The ELK Stack
The ELK platform is a complete log analytics solution, built on a combination of three open source tools—Elasticsearch, Logstash, and Kibana. It tries to address all the problems and challenges that we saw in the previous section. ELK utilizes the open source stack of Elasticsearch for deep search and data analytics; Logstash for centralized logging management, which includes shipping and forwarding the logs from multiple servers, log enrichment, and parsing; and finally, Kibana for powerful and beautiful data visualizations. ELK stack is currently maintained and actively supported by the company called Elastic (formerly, Elasticsearch).
Let's look at a brief overview of each of these systems:
- Elasticsearch
- Logstash
- Kibana
Elasticsearch
Elasticsearch is a distributed open source search engine based on Apache Lucene, and released under an Apache 2.0 license (which means that it can be downloaded, used, and modified free of charge). It provides horizontal scalability, reliability, and multitenant capability for real-time search. Elasticsearch features are available through JSON over a RESTful API. The searching capabilities are backed by a schema-less Apache Lucene Engine, which allows it to dynamically index data without knowing the structure beforehand. Elasticsearch is able to achieve fast search responses because it uses indexing to search over the texts.
Elasticsearch is used by many big companies, such as GitHub, SoundCloud, FourSquare, Netflix, and many others. Some of the use cases are as follows:
- Wikipedia: This uses Elasticsearch to provide a full text search, and provide functionalities, such as search-as-you-type, and did-you-mean suggestions.
- The Guardian: This uses Elasticsearch to process 40 million documents per day, provide real-time analytics of site-traffic across the organization, and help understand audience engagement better.
- StumbleUpon: This uses Elasticsearch to power intelligent searches across its platform and provide great recommendations to millions of customers.
- SoundCloud: This uses Elasticsearch to provide real-time search capabilities for millions of users across geographies.
- GitHub: This uses Elasticsearch to index over 8 million code repositories, and index multiple events across the platform, hence providing real-time search capabilities across it.
Some of the key features of Elasticsearch are:
- It is an open source distributed, scalable, and highly available real-time document store
- It provides real-time search and analysis capabilities
- It provides a sophisticated RESTful API to play around with lookup, and various features, such as multilingual search, geolocation, autocomplete, contextual did-you-mean suggestions, and result snippets
- It can be scaled horizontally easily and provides easy integrations with cloud-based infrastructures, such as AWS and others
Logstash
Logstash is a data pipeline that helps collect, parse, and analyze a large variety of structured and unstructured data and events generated across various systems. It provides plugins to connect to various types of input sources and platforms, and is designed to efficiently process logs, events, and unstructured data sources for distribution into a variety of outputs with the use of its output plugins, namely file, stdout
(as output on console running Logstash), or Elasticsearch.

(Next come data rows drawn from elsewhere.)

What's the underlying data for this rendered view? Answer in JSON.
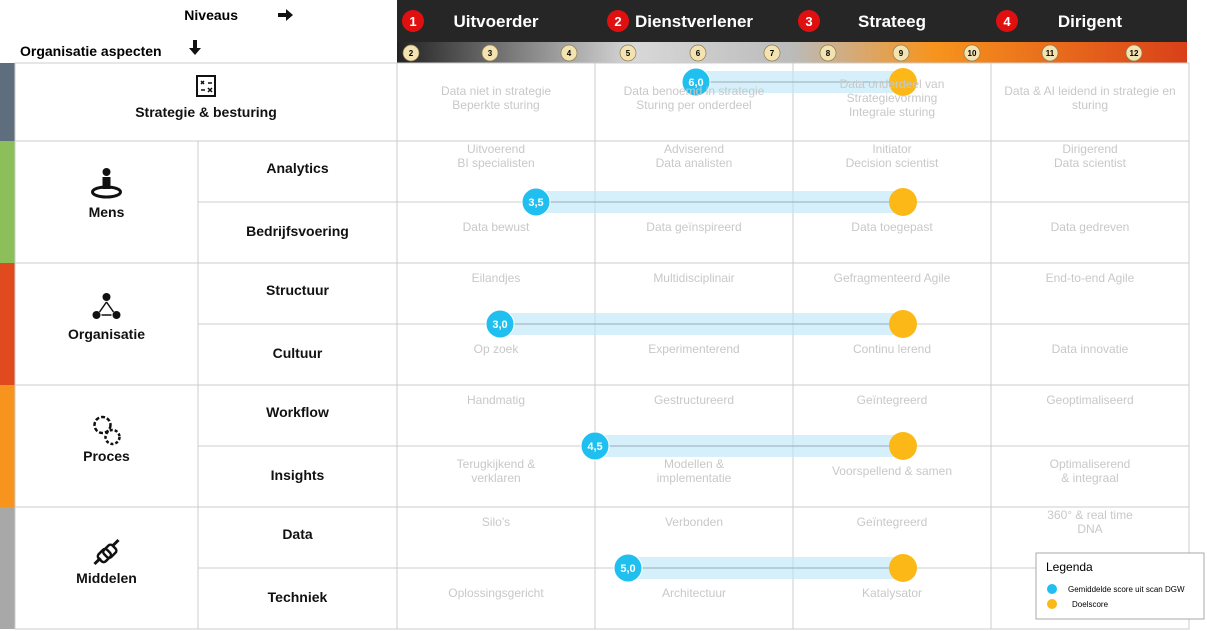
{
  "header": {
    "levels_label": "Niveaus",
    "aspects_label": "Organisatie aspecten",
    "levels": [
      {
        "number": "1",
        "name": "Uitvoerder"
      },
      {
        "number": "2",
        "name": "Dienstverlener"
      },
      {
        "number": "3",
        "name": "Strateeg"
      },
      {
        "number": "4",
        "name": "Dirigent"
      }
    ],
    "scale": [
      "2",
      "3",
      "4",
      "5",
      "6",
      "7",
      "8",
      "9",
      "10",
      "11",
      "12"
    ]
  },
  "aspects": [
    {
      "name": "Strategie & besturing",
      "score": "6,0",
      "rows": [
        {
          "cells": [
            "Data niet in strategie\nBeperkte sturing",
            "Data benoemd in strategie\nSturing per onderdeel",
            "Data onderdeel van\nStrategievorming\nIntegrale sturing",
            "Data & AI leidend in strategie en sturing"
          ]
        }
      ]
    },
    {
      "name": "Mens",
      "score": "3,5",
      "rows": [
        {
          "label": "Analytics",
          "cells": [
            "Uitvoerend\nBI specialisten",
            "Adviserend\nData analisten",
            "Initiator\nDecision scientist",
            "Dirigerend\nData scientist"
          ]
        },
        {
          "label": "Bedrijfsvoering",
          "cells": [
            "Data bewust",
            "Data geïnspireerd",
            "Data toegepast",
            "Data gedreven"
          ]
        }
      ]
    },
    {
      "name": "Organisatie",
      "score": "3,0",
      "rows": [
        {
          "label": "Structuur",
          "cells": [
            "Eilandjes",
            "Multidisciplinair",
            "Gefragmenteerd Agile",
            "End-to-end Agile"
          ]
        },
        {
          "label": "Cultuur",
          "cells": [
            "Op zoek",
            "Experimenterend",
            "Continu lerend",
            "Data innovatie"
          ]
        }
      ]
    },
    {
      "name": "Proces",
      "score": "4,5",
      "rows": [
        {
          "label": "Workflow",
          "cells": [
            "Handmatig",
            "Gestructureerd",
            "Geïntegreerd",
            "Geoptimaliseerd"
          ]
        },
        {
          "label": "Insights",
          "cells": [
            "Terugkijkend &\nverklaren",
            "Modellen &\nimplementatie",
            "Voorspellend & samen",
            "Optimaliserend\n& integraal"
          ]
        }
      ]
    },
    {
      "name": "Middelen",
      "score": "5,0",
      "rows": [
        {
          "label": "Data",
          "cells": [
            "Silo's",
            "Verbonden",
            "Geïntegreerd",
            "360° & real time\nDNA"
          ]
        },
        {
          "label": "Techniek",
          "cells": [
            "Oplossingsgericht",
            "Architectuur",
            "Katalysator"
          ]
        }
      ]
    }
  ],
  "legend": {
    "title": "Legenda",
    "items": [
      "Gemiddelde score uit scan DGW",
      "Doelscore"
    ]
  }
}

It has the following key features:
- Centralized data processing: Logstash helps build a data pipeline that can centralize data processing. With the use of a variety of plugins for input and output, it can convert a lot of different input sources to a single common format.
- Support for custom log formats: Logs written by different applications often have particular formats specific to the application. Logstash helps parse and process custom formats on a large scale. It provides support to write your own filters for tokenization and also provides ready-to-use filters.
- Plugin development: Custom plugins can be developed and published, and there is a large variety of custom developed plugins already available.
Kibana
Kibana is an open source Apache 2.0 licensed data visualization platform that helps in visualizing any kind of structured and unstructured data stored in Elasticsearch indexes. Kibana is entirely written in HTML and JavaScript. It uses the powerful search and indexing capabilities of Elasticsearch exposed through its RESTful API to display powerful graphics for the end users. From basic business intelligence to real-time debugging, Kibana plays its role through exposing data through beautiful histograms, geomaps, pie charts, graphs, tables, and so on.
Kibana makes it easy to understand large volumes of data. Its simple browser-based interface enables you to quickly create and share dynamic dashboards that display changes to Elasticsearch queries in real time.
Some of the key features of Kibana are as follows:
- It provides flexible analytics and a visualization platform for business intelligence.
- It provides real-time analysis, summarization, charting, and debugging capabilities.
- It provides an intuitive and user friendly interface, which is highly customizable through some drag and drop features and alignments as and when needed.
- It allows saving the dashboard, and managing more than one dashboard. Dashboards can be easily shared and embedded within different systems.
- It allows sharing snapshots of logs that you have already searched through, and isolates multiple problem transactions.